D'un point de vue biochimique, l'utilisation de l'ozone a certainement une réponse très valable. Je crois cependant qu'il ne faut jamais oublier la nature chimique de cette molécule et son danger éventuel, ce qui doit toujours conduire, lorsque le patient a besoin d'une aide métabolique/biochimique supplémentaire, à un traitement avec les bonnes concentrations et avec la préparation adéquate.


Des données ont été recueillies et publiées sur des patients atteints de Covid-19 et traités à l'oxygène-ozone. Quelle est votre opinion à ce sujet ?


Pendant la période pandémique, une série d'hôpitaux avec le protocole SIOOT (Scientific Society of Ozone Ozone Therapy) ont utilisé l'ozone oxygène pour pratiquer un traitement expérimental sur des patients qui avaient une pneumonie et des difficultés respiratoires dues au coronavirus ; les résultats obtenus ont été incontestablement bons permettant de ne pas recourir aux soins intensifs pour tous les patients traités. De nombreux patients des soins intensifs se sont améliorés puis rétablis grâce à l'utilisation de l'oxygène ozone. De nombreuses études sur l'ozonothérapie et la Covid sont actuellement en cours dans de nombreux établissements hospitaliers, nationaux et non nationaux.

Il est certain que le traitement contre la Covid-19 par auto-hémotransfusion de sang ozoné, en association avec des médicaments antiviraux, a un sens rationnel en vertu de son effet anti-inflammatoire démontré basé sur la libération de cytokines à activité immunostimulante ou immunosuppressive.

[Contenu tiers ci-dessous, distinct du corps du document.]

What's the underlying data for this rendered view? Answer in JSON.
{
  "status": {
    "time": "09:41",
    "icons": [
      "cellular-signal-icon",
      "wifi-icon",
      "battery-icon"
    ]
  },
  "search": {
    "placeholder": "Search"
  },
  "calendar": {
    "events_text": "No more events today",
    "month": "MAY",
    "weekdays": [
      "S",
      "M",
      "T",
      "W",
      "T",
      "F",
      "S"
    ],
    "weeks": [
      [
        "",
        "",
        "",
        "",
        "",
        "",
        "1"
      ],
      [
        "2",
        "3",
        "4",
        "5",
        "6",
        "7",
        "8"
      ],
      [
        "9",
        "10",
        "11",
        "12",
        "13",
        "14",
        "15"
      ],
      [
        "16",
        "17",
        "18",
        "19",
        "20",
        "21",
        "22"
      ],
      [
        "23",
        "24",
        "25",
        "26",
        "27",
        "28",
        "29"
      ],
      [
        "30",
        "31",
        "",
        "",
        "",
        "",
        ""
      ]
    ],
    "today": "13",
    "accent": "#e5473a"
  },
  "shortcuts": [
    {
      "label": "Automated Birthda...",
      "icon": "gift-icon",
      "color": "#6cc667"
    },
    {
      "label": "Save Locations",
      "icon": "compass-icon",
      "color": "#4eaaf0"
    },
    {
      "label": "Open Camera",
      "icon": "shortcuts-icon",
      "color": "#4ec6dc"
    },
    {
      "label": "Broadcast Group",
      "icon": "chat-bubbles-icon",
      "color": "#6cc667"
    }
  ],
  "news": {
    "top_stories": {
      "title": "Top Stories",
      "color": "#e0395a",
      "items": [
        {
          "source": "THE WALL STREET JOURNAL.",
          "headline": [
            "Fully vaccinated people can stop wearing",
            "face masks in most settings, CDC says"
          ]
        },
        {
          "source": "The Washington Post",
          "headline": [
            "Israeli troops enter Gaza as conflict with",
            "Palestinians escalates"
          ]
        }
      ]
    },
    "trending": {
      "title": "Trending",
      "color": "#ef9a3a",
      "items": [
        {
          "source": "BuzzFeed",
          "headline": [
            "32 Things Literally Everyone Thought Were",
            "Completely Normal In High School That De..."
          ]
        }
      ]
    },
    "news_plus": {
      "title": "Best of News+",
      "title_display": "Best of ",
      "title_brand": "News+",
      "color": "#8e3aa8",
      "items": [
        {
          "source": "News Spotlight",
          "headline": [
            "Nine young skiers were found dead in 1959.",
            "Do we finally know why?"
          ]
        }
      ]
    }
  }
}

Il s'agit d'une opinion biochimique et non clinique, mais je crois que ces études apporteront certainement des résultats valables, surtout pour clarifier des points encore incertains sur le traitement à l'ozone, tels que la clarification du moment approprié pour commencer la thérapie et quelles sont les concentrations les mieux adaptées aux différents états pathologiques.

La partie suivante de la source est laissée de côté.